Key goals : divide a large table into shards, each residing on a different server, and route queries based on a shard key.

Characteristics :

Servers are independent; failure of one does not affect others.

Routing is performed via the shard key, allowing the application to contact only the relevant server.

Hard‑coded sharding example : using user ID parity (odd IDs to server 2, even IDs to server 1). The application calculates the remainder and connects to the appropriate server, but this couples business logic with sharding rules, making maintenance harder.

External mapping table : store the shard‑to‑server mapping outside the application, allowing dynamic lookup of the target server based on the shard key.

Specialized middleware such as Mycat can manage sharding transparently. For example, with three shard servers (dn1, dn2, dn3) and a rule based on the prov field, a query like SELECT * FROM orders WHERE prov='wuhan' is automatically routed to the correct node.

When data volume grows, additional shard servers can be added, but the routing rules must be updated and existing data may need to be migrated—a complex operation often mitigated by logical database abstractions.

3. Database Deployment Schemes

Single service with a single database : multiple application servers share one database; suitable for low‑traffic early stages.

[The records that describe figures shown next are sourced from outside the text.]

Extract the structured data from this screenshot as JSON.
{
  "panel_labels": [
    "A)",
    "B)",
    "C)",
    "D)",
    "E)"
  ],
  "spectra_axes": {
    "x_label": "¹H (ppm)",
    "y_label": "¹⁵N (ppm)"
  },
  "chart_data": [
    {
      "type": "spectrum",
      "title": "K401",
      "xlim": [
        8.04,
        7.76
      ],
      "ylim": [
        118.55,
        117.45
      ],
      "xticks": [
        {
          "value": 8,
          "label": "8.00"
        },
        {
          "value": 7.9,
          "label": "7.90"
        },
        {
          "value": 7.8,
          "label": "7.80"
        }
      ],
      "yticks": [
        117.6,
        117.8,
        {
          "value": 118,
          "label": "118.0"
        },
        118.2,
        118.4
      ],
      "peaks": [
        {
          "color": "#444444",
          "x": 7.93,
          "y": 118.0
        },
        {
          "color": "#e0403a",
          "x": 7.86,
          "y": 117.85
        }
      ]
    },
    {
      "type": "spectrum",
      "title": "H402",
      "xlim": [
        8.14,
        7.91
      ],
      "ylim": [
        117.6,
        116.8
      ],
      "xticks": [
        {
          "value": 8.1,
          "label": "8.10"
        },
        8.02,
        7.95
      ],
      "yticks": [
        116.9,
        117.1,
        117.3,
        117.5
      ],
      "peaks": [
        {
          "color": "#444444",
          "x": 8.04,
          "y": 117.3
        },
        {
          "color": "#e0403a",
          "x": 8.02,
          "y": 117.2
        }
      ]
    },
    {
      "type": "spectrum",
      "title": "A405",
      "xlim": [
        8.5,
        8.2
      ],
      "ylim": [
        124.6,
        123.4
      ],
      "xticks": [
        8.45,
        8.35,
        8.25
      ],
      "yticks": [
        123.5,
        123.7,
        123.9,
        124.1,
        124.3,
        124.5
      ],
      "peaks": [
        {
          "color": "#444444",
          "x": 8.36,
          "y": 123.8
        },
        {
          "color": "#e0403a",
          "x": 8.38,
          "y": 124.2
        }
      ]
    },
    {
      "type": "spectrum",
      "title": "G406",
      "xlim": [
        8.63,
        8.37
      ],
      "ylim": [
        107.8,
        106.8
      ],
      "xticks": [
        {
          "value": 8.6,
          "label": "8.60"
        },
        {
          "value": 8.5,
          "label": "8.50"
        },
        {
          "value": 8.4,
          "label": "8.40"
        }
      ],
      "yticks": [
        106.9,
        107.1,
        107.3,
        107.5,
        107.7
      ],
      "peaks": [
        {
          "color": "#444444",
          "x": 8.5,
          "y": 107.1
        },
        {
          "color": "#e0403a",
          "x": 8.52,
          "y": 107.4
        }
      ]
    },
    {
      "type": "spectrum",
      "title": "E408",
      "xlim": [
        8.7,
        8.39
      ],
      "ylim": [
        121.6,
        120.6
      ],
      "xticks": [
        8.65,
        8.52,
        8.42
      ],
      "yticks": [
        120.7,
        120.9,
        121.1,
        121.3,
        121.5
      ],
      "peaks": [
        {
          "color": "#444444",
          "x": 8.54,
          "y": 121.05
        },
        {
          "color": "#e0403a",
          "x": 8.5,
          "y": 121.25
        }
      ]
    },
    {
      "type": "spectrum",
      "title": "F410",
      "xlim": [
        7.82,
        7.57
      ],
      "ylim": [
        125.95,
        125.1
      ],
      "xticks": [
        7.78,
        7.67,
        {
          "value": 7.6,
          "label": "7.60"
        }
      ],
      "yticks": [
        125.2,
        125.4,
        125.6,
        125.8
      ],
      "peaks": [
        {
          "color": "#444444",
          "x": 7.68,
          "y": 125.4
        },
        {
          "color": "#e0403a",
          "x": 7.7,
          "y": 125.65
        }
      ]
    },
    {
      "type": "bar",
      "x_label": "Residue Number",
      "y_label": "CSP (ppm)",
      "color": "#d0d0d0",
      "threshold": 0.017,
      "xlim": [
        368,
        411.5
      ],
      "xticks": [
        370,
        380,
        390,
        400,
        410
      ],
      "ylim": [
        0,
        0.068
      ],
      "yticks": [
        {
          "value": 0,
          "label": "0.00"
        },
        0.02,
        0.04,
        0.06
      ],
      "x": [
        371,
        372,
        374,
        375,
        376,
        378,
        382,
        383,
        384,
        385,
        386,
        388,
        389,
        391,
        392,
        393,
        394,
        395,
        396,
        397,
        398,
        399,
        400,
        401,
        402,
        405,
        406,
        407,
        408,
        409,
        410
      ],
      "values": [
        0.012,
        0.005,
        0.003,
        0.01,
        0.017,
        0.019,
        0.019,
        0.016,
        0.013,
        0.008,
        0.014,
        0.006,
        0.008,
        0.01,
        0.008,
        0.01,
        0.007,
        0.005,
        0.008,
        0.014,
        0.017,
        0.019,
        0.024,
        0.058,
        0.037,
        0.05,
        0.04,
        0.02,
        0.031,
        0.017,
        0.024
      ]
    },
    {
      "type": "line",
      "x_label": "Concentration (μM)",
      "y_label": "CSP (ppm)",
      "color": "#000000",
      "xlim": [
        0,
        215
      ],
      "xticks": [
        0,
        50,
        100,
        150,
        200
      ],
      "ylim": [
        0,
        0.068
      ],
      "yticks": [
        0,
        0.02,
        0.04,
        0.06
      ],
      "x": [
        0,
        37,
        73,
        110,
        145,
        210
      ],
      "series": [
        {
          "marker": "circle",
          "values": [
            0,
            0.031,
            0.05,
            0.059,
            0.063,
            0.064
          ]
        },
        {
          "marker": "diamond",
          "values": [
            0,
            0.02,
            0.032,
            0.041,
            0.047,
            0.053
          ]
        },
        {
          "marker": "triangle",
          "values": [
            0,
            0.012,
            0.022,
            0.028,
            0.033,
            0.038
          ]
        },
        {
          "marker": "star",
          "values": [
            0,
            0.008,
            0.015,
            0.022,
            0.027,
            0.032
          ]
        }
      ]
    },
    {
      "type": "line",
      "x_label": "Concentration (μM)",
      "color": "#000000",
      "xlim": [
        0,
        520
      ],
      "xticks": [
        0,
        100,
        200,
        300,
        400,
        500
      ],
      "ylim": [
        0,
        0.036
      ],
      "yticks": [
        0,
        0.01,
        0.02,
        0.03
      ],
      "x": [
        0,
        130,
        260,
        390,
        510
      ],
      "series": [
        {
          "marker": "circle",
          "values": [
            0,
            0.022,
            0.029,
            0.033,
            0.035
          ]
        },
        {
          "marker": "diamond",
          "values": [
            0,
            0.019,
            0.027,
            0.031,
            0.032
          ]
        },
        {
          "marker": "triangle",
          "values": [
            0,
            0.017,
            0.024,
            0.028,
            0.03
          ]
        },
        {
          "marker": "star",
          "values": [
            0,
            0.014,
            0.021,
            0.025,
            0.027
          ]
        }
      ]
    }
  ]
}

Master‑slave scaling : introduce one primary and multiple replicas to separate write and read workloads, achieving basic horizontal scaling.

Two web services with two databases (business splitting) : separate functional domains (e.g., product catalog vs. user data) into distinct databases, each possibly using master‑slave replication, reducing coupling and improving performance.

Comprehensive scheme : combine sharding and replication—critical tables are sharded across multiple servers, each shard employing master‑slave replication for high availability.

For workloads that do not require relational features, NoSQL databases can provide higher storage capacity and concurrency, though they introduce consistency challenges governed by the CAP theorem, which can be mitigated with techniques such as timestamp merging, client‑side conflict resolution, or voting protocols.